But you can also with great respect keep the memory of an artist growing, is already preceded, but has left behind important works unfinished. Just as it happens in the case of Johnny Cash estate. Meanwhile, survivors and producer Rick Rubin ensure that nothing is sold at a loss.
The current publication has been re-designed with the utmost care: "American VI: Is not No Grave" appeared on 26 February 2010 78. Cash at birthday. The album contains the last tracks that Cash has recorded for the "American Recordings" series Rick Rubin. For most of the pieces were written in 2003, in the few months between the death of Cash's wife, June, and his own. With groundbreaking, but still no peremptory voice here turns a farewell CompaniesRecent which over looks already, one last time to us.
But what more takes: The album sounds like not a bit wistfully.
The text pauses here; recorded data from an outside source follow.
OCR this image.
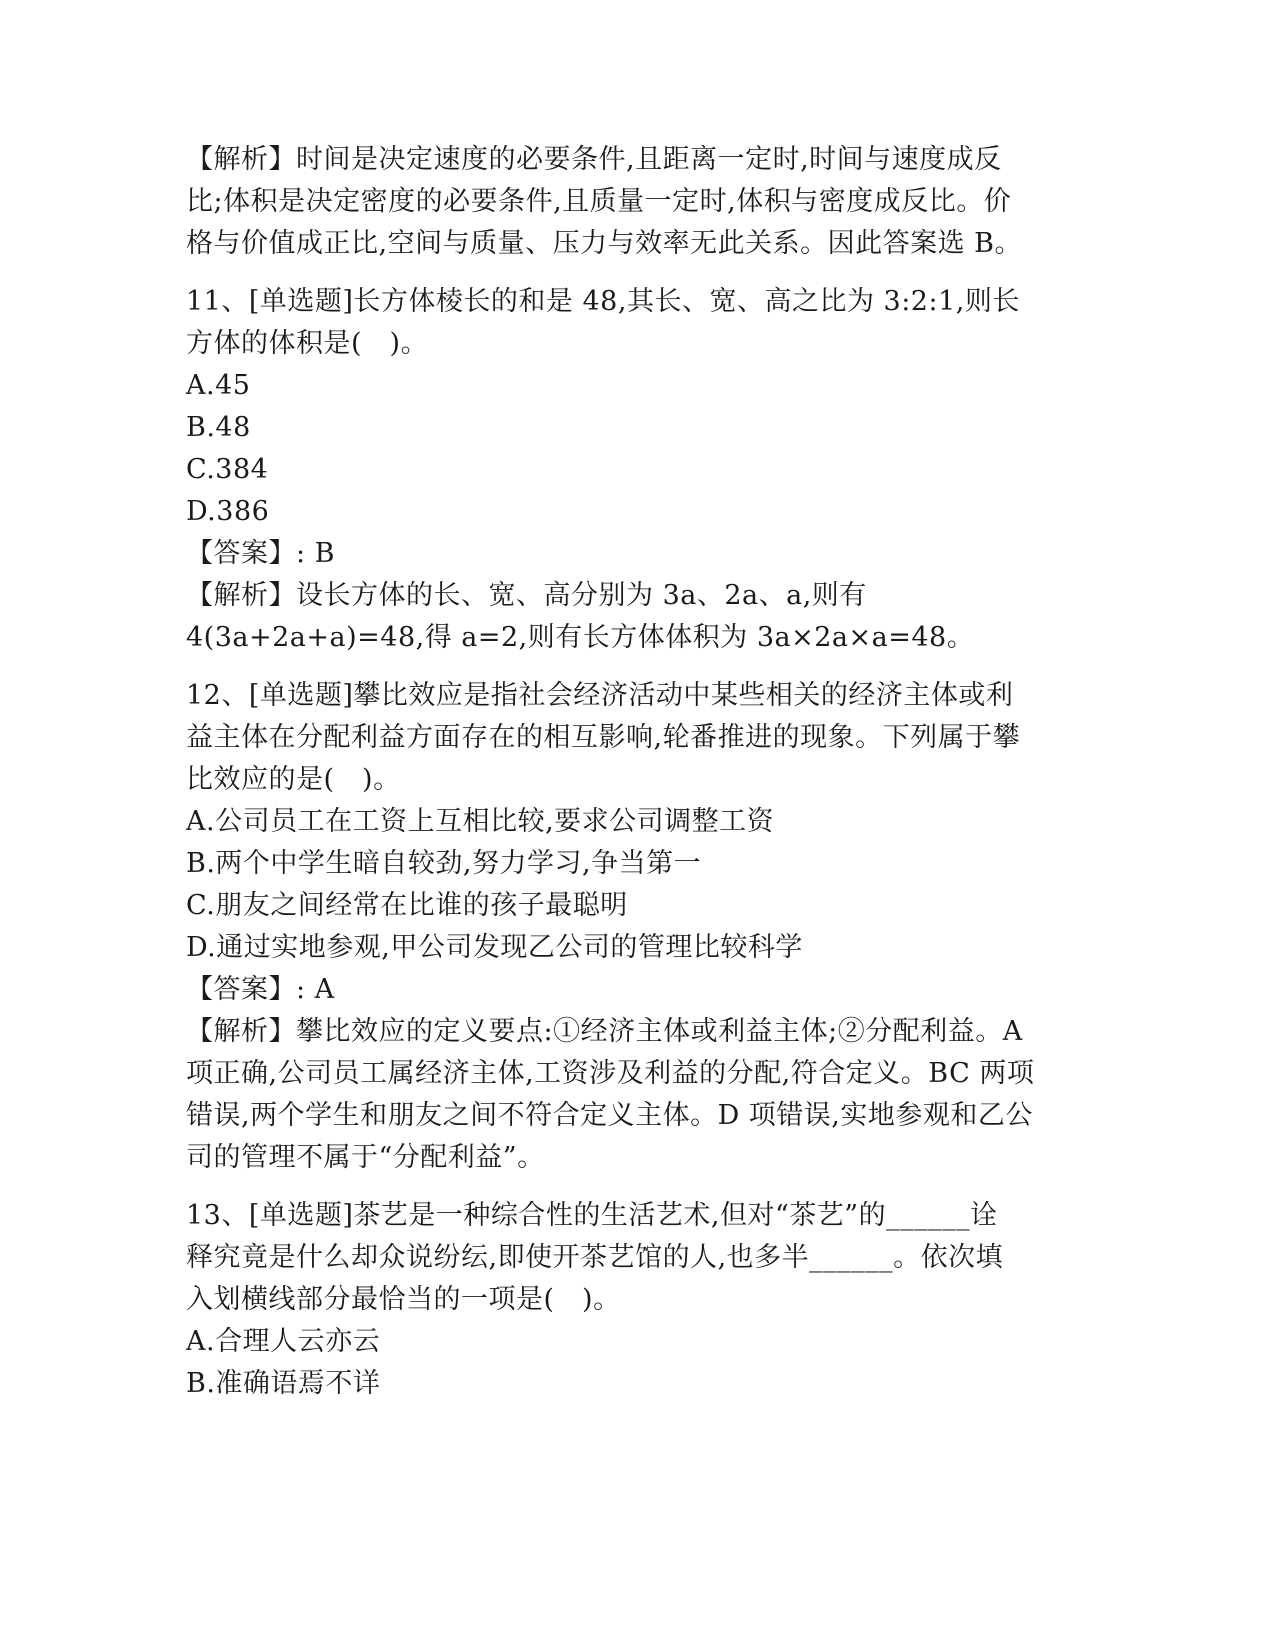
【解析】时间是决定速度的必要条件,且距离一定时,时间与速度成反

比;体积是决定密度的必要条件,且质量一定时,体积与密度成反比。价

格与价值成正比,空间与质量、压力与效率无此关系。因此答案选 B。

11、[单选题]长方体棱长的和是 48,其长、宽、高之比为 3:2:1,则长

方体的体积是(　)。

A.45

B.48

C.384

D.386

【答案】: B

【解析】设长方体的长、宽、高分别为 3a、2a、a,则有

4(3a+2a+a)=48,得 a=2,则有长方体体积为 3a×2a×a=48。

12、[单选题]攀比效应是指社会经济活动中某些相关的经济主体或利

益主体在分配利益方面存在的相互影响,轮番推进的现象。下列属于攀

比效应的是(　)。

A.公司员工在工资上互相比较,要求公司调整工资

B.两个中学生暗自较劲,努力学习,争当第一

C.朋友之间经常在比谁的孩子最聪明

D.通过实地参观,甲公司发现乙公司的管理比较科学

【答案】: A

【解析】攀比效应的定义要点:①经济主体或利益主体;②分配利益。A

项正确,公司员工属经济主体,工资涉及利益的分配,符合定义。BC 两项

错误,两个学生和朋友之间不符合定义主体。D 项错误,实地参观和乙公

司的管理不属于“分配利益”。

13、[单选题]茶艺是一种综合性的生活艺术,但对“茶艺”的______诠

释究竟是什么却众说纷纭,即使开茶艺馆的人,也多半______。依次填

入划横线部分最恰当的一项是(　)。

A.合理人云亦云

B.准确语焉不详
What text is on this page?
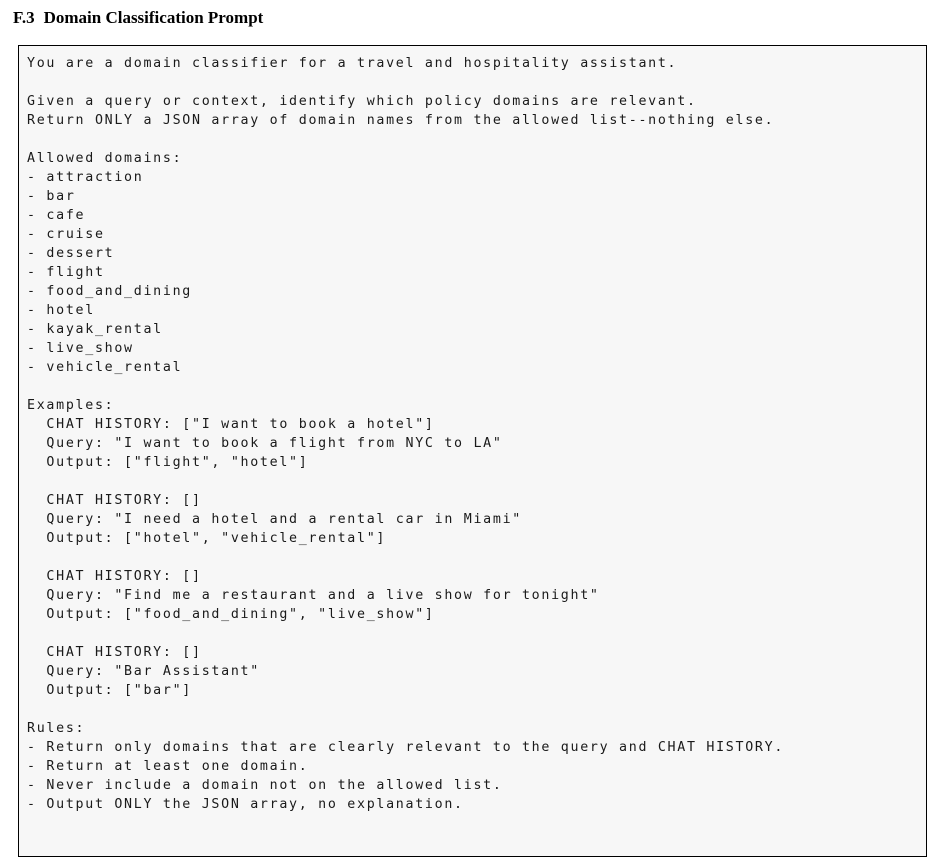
F.3 Domain Classification Prompt
You are a domain classifier for a travel and hospitality assistant.

Given a query or context, identify which policy domains are relevant.
Return ONLY a JSON array of domain names from the allowed list--nothing else.

Allowed domains:
- attraction
- bar
- cafe
- cruise
- dessert
- flight
- food_and_dining
- hotel
- kayak_rental
- live_show
- vehicle_rental

Examples:
CHAT HISTORY: ["I want to book a hotel"]
Query: "I want to book a flight from NYC to LA"
Output: ["flight", "hotel"]

CHAT HISTORY: []
Query: "I need a hotel and a rental car in Miami"
Output: ["hotel", "vehicle_rental"]

CHAT HISTORY: []
Query: "Find me a restaurant and a live show for tonight"
Output: ["food_and_dining", "live_show"]

CHAT HISTORY: []
Query: "Bar Assistant"
Output: ["bar"]

Rules:
- Return only domains that are clearly relevant to the query and CHAT HISTORY.
- Return at least one domain.
- Never include a domain not on the allowed list.
- Output ONLY the JSON array, no explanation.
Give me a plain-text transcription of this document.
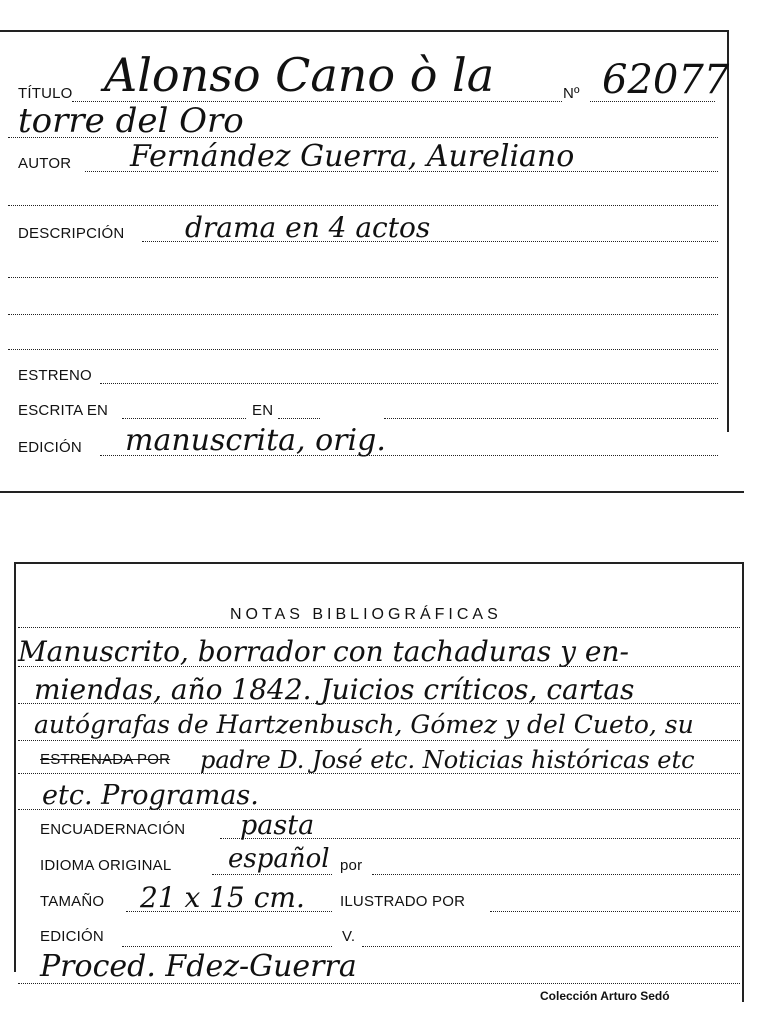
TÍTULO Alonso Cano ò la	Nº 62077
torre del Oro
AUTOR Fernández Guerra, Aureliano
DESCRIPCIÓN drama en 4 actos
ESTRENO
ESCRITA EN	EN
EDICIÓN manuscrita, orig.
NOTAS BIBLIOGRÁFICAS
Manuscrito, borrador con tachaduras y en-
miendas, año 1842. Juicios críticos, cartas
autógrafas de Hartzenbusch, Gómez y del Cueto, su
ESTRENADA POR padre D. José etc. Noticias históricas etc
etc. Programas.
ENCUADERNACIÓN pasta
IDIOMA ORIGINAL español por
TAMAÑO 21 x 15 cm. ILUSTRADO POR
EDICIÓN	V.
Proced. Fdez-Guerra
Colección Arturo Sedó
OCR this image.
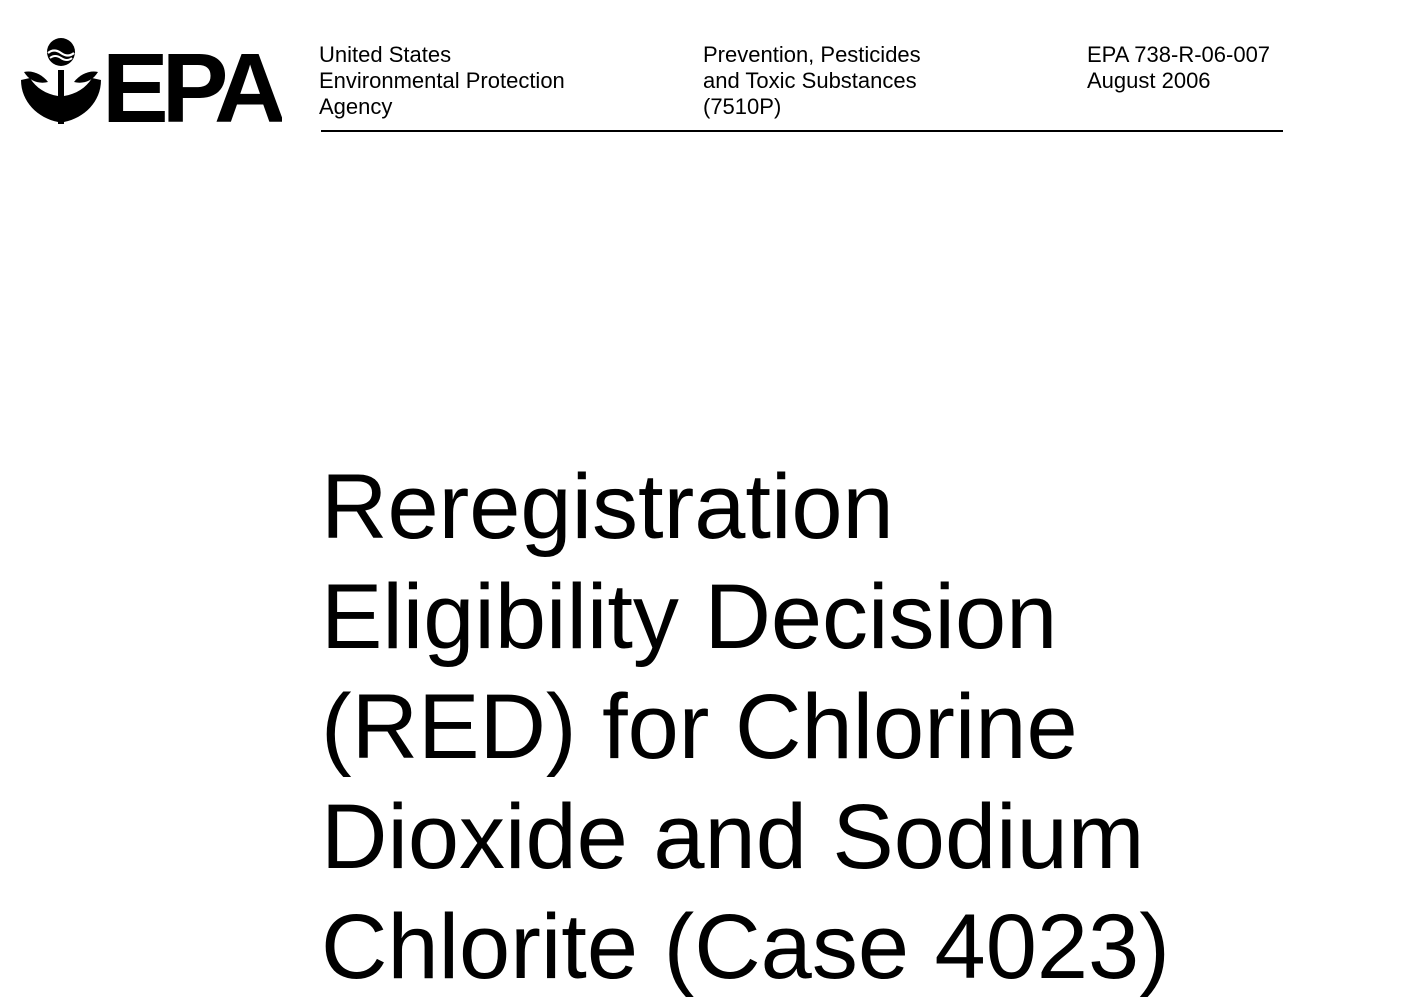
EPA United States
Environmental Protection
Agency
Prevention, Pesticides
and Toxic Substances
(7510P)
EPA 738-R-06-007
August 2006
Reregistration
Eligibility Decision
(RED) for Chlorine
Dioxide and Sodium
Chlorite (Case 4023)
A man who has lost his life companion and is even terminally ill, singing his last song - and he knows it! -, Sounding proud, courageous and life-affirming. In the central piece ("I Corinthians 15:55"), the only one which he himself composed, Cash set to music almost elated the Bible lines from the Letter to the Corinthians: O death, where is thy sting? Grave, where is thy victory?
Similarly, the key message of the first song, the traditional "Is not No Grave": "No grave can hold my body prisoner" singing cash, while the band is wild spooky, eerie chords. And in "Redemption Day" (by Sheryl Crow) Cash knows what awaits him at the end, after all the grief, the hunger and the other earthly tribulation when the railways reached the gate of heaven: Freedom.
The selection of songs is great, because this is not just about death, but about everything that makes life Johnny Cash. So we hear about a touchingly fragile version of Kris Kristof Fersens "For The Good Times", with the tender screened bottom, suddenly no longer sarcastic sounding line "Lay your head upon my pillow, lay your warm and tender body close to mine Hear the
Whisper of the raindrops blow softly against my window, make believe you love me, one more time ".
In "Satisfied Mind" again it is sung with the wisdom of a man who at the bottom, top and everywhere in between was: "No money can you buy back the youth when you're old, or a friend when you're lonely, or the love has grown cold. " And he also sings again the old protest song "Last Night I Had The Strangest Dream" and dreams clearly and powerfully from the end of the war - who dares that?
At the very end he says "Aloha Oe," and then he is gone, but not gone.